More than forty years after they were donated to the Museum the stories of social commitment of these works take on new meanings. Their trip to Europe, prepared and executed in the context of this pandemic, renewed this commitment, embodied in the workers of the museum and especially in the Collection Department.

In addition to the difficulties inherent in the transfer of patrimonial and large-scale works -in terms of preventive conservation-, the quarantine of the city of Santiago had to be overcome, with all its uncertainty. The efforts to carry out the restorations and framing that the works required to travel on loan had to conquer these obstacles and required a permit issued by the Chilean Ministry of Culture, Arts and Heritage, which recognized the public relevance of complying with the invitation of the Berlin Biennale.

«The history of the museum cannot be conceived without its collection and its archive. Traveling during times of hardship is in our DNA as a museum,» highlights Claudia Zaldívar.
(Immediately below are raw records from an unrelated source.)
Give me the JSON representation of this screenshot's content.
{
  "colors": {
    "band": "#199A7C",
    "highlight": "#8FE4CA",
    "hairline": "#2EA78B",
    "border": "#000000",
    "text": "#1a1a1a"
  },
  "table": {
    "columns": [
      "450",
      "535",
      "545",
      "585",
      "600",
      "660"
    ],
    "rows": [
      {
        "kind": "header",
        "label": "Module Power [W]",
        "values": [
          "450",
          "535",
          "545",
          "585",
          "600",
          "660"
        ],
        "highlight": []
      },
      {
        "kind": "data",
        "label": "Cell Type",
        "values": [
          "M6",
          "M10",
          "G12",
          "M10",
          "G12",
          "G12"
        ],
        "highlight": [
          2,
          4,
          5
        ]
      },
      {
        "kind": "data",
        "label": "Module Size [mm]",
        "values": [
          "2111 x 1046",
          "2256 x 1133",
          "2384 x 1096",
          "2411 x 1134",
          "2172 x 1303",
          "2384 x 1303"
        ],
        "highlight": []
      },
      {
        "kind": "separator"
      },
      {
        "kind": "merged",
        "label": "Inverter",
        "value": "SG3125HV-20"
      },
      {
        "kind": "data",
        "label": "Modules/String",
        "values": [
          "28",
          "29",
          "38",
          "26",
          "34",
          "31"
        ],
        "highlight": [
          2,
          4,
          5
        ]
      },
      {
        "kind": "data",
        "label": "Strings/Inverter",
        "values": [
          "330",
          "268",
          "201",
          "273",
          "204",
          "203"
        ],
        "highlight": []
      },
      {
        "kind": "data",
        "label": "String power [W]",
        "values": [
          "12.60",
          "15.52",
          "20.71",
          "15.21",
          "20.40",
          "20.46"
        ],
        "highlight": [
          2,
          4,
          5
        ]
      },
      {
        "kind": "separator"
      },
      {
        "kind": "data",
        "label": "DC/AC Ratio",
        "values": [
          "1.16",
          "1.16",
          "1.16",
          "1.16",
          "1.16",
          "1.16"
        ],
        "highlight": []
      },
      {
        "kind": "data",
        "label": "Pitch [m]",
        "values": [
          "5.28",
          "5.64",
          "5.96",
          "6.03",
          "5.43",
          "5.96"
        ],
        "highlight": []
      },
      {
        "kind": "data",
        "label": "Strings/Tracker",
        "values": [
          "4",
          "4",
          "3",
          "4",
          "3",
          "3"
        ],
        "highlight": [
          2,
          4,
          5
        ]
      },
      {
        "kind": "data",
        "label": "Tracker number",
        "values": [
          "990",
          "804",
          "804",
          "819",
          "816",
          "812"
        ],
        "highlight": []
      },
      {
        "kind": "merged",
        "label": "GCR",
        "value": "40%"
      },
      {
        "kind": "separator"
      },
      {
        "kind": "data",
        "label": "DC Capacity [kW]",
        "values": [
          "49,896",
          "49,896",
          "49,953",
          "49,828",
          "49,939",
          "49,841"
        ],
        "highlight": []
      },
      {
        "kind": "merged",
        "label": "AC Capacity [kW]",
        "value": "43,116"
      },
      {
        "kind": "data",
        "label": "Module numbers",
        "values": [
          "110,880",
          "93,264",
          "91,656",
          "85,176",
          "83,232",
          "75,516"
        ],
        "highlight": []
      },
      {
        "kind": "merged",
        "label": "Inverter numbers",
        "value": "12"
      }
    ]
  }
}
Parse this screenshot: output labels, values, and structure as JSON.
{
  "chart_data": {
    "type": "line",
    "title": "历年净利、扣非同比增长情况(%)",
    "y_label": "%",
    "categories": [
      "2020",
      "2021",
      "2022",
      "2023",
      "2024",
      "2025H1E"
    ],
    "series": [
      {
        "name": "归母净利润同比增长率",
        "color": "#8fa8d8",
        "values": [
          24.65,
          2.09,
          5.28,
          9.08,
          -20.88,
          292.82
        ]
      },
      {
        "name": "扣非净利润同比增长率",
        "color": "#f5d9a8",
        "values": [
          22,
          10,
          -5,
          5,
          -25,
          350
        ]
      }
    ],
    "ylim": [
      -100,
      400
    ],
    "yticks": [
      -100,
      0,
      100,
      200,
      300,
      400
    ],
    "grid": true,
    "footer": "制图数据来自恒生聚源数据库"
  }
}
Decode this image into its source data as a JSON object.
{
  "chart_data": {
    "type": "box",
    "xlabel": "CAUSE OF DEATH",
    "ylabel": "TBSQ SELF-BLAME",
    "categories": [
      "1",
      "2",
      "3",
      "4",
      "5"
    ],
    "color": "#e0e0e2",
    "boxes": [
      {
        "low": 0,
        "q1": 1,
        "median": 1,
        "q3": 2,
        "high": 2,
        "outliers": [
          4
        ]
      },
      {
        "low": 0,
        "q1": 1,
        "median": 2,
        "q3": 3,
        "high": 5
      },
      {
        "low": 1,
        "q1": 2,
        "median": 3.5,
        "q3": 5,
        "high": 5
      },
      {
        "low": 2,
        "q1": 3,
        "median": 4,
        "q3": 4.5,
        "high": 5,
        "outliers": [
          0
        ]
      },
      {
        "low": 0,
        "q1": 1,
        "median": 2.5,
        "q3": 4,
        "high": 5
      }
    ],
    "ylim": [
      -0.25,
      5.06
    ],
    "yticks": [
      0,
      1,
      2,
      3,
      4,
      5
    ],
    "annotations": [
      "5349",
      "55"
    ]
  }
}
This history had already begun to be reviewed by international exhibitions such as Past Disquiet (2018) by Kristine Khouri and Rasha Salti at MACBA in Barcelona, HKW in Berlin and Sursock Museum in Beirut; Southern Constellations: The Poetics of the Non-Aligned (2019) by Bojana Piškur at Moderna Galerija in Ljubljana; and Solidarity Spores (2020) at the Asia Culture Center (ACC) in Gwangju, South Korea.

Meanwhile in Chile, the MSSA remains closed to visitors, but is in permanent contact with the community through its website and social networks, as it prepares to open the exhibition Red that invites, through over 100 works from the Collection, to reflect on the renewing force of that color.